Стоит вставить ещё одну сцену, которой нет в дневнике Андрея Долотова

***

Тихо темнела улица. Серые дома на окраине были особенно безобразны и бедны. Луна медленно пряталась за облаками, тускло испуская свет за ними – особенно ярко был виден чернеющий лес. И синее небо! Оно так и веяло холодом.

Маргарита сидела в повозке, обтирая руки и дуя на них, и смотрела на уплывающий облик полной луны. На её прекрасных чёрных глазах он отражался бликами, растекающимися волнами – луна так и завораживала её.

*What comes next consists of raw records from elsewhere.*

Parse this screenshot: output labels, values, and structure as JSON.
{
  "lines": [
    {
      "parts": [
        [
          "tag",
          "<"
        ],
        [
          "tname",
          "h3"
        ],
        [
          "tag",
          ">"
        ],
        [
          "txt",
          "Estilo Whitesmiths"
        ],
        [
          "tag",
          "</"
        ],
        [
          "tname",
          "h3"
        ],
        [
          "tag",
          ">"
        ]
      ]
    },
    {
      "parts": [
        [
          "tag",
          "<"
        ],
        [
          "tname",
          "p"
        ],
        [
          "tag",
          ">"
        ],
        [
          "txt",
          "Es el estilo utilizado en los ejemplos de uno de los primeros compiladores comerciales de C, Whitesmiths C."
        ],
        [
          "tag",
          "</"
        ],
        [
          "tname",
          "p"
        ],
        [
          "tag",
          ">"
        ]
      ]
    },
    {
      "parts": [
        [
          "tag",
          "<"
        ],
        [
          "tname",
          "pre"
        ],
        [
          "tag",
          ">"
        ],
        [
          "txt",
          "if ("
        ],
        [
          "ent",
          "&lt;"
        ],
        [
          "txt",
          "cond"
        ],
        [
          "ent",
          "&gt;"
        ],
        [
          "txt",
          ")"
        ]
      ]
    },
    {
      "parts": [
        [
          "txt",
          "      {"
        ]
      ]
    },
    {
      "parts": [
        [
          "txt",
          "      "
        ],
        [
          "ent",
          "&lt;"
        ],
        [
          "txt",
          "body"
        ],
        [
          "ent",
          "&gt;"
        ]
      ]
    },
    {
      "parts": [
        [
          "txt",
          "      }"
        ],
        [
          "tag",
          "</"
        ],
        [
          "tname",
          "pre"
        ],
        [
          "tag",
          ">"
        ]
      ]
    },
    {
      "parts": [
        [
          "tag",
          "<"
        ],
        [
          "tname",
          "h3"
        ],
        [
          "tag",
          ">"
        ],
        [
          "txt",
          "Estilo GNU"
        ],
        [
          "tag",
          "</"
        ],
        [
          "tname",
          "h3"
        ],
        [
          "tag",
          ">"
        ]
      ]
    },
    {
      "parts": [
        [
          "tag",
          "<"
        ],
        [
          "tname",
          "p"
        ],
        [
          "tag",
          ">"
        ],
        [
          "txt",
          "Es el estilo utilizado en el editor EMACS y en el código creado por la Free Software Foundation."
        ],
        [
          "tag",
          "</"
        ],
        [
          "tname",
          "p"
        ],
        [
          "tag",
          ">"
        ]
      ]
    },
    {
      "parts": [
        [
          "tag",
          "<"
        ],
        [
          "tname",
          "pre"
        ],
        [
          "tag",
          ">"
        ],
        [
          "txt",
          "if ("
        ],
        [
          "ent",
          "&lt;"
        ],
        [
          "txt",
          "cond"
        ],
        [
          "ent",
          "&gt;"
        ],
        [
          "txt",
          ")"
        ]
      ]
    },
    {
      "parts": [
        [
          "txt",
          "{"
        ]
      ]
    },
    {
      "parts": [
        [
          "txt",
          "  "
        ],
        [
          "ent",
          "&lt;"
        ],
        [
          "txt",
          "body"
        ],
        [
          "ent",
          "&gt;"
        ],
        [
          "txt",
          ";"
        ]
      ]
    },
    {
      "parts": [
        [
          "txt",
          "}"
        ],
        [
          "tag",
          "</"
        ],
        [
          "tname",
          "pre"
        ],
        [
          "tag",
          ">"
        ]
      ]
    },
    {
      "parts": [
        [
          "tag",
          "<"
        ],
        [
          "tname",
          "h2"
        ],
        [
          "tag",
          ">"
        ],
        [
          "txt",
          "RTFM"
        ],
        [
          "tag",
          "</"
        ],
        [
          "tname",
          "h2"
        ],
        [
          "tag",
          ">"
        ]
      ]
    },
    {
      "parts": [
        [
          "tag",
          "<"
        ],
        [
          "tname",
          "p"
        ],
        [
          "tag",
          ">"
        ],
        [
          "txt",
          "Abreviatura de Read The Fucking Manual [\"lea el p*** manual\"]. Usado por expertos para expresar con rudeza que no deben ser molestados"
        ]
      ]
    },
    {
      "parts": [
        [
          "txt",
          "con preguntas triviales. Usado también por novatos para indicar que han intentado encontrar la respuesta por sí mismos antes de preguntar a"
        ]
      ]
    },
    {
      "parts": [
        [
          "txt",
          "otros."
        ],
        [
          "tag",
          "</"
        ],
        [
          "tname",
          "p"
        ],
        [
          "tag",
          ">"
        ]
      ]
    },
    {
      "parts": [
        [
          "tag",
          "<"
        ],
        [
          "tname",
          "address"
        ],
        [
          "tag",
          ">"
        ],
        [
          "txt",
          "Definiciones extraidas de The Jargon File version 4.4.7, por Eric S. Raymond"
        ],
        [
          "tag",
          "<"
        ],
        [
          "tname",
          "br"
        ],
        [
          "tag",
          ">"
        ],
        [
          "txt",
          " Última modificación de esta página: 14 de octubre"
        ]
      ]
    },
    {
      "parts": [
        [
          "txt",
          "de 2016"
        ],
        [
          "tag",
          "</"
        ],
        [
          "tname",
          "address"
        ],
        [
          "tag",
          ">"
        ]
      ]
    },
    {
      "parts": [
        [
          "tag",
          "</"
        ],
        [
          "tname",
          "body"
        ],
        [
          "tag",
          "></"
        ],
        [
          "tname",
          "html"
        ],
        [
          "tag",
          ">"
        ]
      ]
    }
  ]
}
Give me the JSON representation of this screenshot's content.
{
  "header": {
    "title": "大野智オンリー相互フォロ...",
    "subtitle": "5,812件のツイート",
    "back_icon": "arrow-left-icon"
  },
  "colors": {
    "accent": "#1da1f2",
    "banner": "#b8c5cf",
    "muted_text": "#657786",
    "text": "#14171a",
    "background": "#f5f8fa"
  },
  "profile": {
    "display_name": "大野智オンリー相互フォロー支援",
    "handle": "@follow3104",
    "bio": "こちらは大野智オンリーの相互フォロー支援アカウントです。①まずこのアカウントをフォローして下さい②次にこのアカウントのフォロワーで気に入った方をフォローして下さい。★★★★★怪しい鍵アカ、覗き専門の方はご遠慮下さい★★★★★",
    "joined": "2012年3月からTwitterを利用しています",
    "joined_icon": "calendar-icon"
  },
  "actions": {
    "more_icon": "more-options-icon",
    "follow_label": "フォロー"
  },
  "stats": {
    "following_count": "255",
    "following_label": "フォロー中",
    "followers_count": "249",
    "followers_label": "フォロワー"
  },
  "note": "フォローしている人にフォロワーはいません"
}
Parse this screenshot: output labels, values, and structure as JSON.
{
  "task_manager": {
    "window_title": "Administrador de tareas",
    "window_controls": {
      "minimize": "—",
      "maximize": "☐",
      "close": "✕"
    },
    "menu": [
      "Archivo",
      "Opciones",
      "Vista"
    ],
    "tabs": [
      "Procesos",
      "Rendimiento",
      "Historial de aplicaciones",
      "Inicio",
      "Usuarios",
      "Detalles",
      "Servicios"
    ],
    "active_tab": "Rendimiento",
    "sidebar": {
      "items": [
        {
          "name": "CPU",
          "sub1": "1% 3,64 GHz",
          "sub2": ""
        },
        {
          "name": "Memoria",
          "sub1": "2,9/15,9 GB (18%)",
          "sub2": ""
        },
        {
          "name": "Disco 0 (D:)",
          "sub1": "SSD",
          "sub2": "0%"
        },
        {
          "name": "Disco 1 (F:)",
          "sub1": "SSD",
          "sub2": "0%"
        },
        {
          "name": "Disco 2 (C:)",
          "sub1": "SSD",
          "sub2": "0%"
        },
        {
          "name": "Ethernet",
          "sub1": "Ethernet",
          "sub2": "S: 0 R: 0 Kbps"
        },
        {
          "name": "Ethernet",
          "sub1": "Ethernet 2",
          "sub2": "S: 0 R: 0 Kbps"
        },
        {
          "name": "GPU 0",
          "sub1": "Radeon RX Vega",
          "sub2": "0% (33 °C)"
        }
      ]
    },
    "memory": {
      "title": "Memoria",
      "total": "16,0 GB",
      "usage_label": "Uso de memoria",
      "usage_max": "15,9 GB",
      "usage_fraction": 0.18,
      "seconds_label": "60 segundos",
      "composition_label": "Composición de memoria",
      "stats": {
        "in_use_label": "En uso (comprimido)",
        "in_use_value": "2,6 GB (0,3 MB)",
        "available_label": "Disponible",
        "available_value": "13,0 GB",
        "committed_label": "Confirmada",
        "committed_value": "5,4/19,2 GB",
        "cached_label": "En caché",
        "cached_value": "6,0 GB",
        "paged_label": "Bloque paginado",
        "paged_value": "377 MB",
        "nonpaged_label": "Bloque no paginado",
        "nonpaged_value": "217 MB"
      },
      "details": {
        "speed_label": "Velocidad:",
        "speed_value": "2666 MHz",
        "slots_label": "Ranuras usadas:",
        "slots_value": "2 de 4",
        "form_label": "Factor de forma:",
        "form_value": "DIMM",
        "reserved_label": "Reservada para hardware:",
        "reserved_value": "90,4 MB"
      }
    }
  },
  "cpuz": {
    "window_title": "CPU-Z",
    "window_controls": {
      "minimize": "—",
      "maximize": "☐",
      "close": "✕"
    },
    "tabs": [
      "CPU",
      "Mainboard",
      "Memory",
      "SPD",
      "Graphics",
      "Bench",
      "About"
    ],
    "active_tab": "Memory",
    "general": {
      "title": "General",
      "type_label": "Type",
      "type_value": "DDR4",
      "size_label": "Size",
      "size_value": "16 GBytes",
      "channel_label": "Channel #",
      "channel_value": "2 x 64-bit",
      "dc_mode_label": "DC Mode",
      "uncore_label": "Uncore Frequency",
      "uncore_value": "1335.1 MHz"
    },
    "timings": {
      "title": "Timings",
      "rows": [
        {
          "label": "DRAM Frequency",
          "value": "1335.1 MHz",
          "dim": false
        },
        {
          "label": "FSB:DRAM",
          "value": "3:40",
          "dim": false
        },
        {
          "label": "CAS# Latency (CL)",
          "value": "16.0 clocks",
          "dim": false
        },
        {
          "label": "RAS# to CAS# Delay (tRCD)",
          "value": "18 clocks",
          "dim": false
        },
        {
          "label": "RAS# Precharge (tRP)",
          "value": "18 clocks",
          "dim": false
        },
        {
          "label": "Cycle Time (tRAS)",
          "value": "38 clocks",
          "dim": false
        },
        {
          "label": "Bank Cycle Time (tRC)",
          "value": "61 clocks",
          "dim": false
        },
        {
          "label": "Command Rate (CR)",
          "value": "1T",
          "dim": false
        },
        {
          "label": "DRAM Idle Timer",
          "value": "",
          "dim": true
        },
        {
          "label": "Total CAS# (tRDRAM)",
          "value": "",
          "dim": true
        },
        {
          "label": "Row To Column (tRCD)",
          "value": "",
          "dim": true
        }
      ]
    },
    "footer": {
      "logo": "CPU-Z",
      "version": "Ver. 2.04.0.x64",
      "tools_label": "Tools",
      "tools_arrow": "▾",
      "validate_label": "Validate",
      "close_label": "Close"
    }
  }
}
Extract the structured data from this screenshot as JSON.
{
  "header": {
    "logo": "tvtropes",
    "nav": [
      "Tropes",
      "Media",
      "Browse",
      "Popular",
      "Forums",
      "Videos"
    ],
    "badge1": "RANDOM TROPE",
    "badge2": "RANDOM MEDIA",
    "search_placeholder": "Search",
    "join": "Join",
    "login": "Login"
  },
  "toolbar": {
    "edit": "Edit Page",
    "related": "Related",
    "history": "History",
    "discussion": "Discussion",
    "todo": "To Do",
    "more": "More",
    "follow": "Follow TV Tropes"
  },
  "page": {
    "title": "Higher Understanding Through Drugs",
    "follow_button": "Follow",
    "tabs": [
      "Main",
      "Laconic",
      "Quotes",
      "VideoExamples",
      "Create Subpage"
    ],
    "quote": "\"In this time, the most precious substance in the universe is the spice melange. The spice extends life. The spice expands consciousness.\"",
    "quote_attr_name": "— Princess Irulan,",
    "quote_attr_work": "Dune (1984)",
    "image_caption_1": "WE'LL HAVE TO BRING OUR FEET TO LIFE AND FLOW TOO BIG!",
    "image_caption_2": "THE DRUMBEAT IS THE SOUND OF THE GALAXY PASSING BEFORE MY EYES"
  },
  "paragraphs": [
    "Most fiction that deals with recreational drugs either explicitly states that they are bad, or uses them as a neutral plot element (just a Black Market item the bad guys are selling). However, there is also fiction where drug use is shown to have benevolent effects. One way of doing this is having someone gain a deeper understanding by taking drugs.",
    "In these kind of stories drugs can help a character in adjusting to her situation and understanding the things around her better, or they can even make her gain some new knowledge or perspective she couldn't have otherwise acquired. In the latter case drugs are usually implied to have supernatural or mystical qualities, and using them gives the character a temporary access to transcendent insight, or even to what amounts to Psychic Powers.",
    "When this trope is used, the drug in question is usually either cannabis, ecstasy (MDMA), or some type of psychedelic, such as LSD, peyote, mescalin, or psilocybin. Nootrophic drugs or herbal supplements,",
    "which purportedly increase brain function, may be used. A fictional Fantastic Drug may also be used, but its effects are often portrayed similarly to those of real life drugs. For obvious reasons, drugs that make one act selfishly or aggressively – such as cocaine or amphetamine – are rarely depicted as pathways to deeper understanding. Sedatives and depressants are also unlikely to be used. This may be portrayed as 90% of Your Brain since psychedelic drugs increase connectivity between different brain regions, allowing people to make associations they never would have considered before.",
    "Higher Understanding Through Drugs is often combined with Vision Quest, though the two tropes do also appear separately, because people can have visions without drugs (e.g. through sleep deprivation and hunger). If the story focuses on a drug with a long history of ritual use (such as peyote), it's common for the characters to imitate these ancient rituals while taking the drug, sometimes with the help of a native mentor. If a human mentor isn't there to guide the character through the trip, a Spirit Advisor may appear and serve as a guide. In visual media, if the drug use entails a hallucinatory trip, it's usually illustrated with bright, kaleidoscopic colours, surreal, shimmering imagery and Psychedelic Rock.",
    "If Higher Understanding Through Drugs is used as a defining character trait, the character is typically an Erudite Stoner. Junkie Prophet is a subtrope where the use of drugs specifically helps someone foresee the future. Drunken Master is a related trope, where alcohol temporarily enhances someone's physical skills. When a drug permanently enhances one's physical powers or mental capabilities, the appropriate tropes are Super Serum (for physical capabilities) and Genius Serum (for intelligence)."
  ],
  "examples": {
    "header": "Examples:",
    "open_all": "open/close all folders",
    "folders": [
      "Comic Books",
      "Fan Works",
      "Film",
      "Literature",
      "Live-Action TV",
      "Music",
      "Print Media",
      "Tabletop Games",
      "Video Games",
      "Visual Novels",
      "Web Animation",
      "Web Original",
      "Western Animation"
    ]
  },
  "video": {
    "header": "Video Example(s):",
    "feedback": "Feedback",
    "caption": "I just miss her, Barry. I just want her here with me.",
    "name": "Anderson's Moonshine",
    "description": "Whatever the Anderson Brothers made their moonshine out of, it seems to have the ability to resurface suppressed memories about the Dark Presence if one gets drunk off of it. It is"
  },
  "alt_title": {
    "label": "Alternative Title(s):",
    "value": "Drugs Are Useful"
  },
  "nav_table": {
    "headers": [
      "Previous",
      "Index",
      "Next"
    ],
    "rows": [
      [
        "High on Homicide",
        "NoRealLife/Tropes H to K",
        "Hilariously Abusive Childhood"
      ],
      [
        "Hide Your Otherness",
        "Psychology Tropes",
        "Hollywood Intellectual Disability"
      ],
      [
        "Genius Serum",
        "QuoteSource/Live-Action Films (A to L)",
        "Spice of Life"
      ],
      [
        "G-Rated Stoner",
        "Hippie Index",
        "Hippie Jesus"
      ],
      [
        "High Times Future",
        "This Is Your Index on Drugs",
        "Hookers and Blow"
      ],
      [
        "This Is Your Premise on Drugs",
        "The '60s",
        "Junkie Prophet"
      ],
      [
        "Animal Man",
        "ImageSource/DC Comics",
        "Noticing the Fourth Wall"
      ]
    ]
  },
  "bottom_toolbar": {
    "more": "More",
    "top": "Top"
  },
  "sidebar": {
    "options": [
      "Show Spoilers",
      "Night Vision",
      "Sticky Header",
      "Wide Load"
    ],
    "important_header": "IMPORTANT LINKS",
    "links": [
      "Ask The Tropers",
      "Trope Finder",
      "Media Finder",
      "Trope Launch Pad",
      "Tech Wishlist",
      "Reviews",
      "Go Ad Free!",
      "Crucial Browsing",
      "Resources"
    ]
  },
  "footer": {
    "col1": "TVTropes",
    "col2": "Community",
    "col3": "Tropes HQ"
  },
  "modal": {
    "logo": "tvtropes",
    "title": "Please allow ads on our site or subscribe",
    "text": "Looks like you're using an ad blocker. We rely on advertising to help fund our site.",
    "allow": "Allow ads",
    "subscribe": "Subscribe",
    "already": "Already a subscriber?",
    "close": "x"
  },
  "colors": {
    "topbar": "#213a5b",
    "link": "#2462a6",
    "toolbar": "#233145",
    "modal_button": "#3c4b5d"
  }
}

Но холод был сильнее, и Маргарита всё больше отвлекалась, чтобы пошмыгать красным круглым носом. Тогда она начинала сильнее тереть ладони, не согреваемые кружевными перчатками.

– До чего же холодно! – бормотала она.

Ей надоело ждать, и она вскочила с сиденья, осторожно спускаясь со ступеньки, стараясь не наступить в лужу. Михайлыча здесь не было, поэтому и руку ей никто не протянул.

Хотя… Старик велел бы ей сидеть на своём месте…

Но сомнения Маргарита быстро выбросила из головы. Схватив подол, так чтобы видеть сапожки и сохранить их в сухом опрятном виде, она легонько спрыгнула. Но, не обладая особой дамской аккуратностью, Маргарита всё же наступила одной ногой в холодную грязную воду. Гневно вскрикнув, она вспылила и невольно отпустила подол, не заметив, как и он оказался в луже. Грязь, впитываясь в голубые ткани, медленно поднималась, словно чёрная кровь по венам. Благо никакого бального трена у её платья не было.

На тихой улице раздался чей-то голос. «Михайлыч! – подумала Маргарита. – Он мне не даст пройти туда». Она потупилась: куда же ей спрятаться?

Недолго думая, Маргарита забежала за повозку, и притаилась там. Из-за каменной ограды вышел старик.

–Только проблемы наживает! – Михайлыч сел на место кучера, и, сгорбившись, стал ждать Андрея.

Он даже не обратил внимания на задние места, где должна сидеть путница, но всё же в один момент его осенило: «Барышня!». Ведь Маргарита сразу же принялась допытывать его с расспросами, а может и поспешила бы туда.

– Туды! – воскликнул Михайлыч, соскочив с сиденья. – Барышня уж убежала туды… Обвела меня, старого болвана! – побежал он обратно.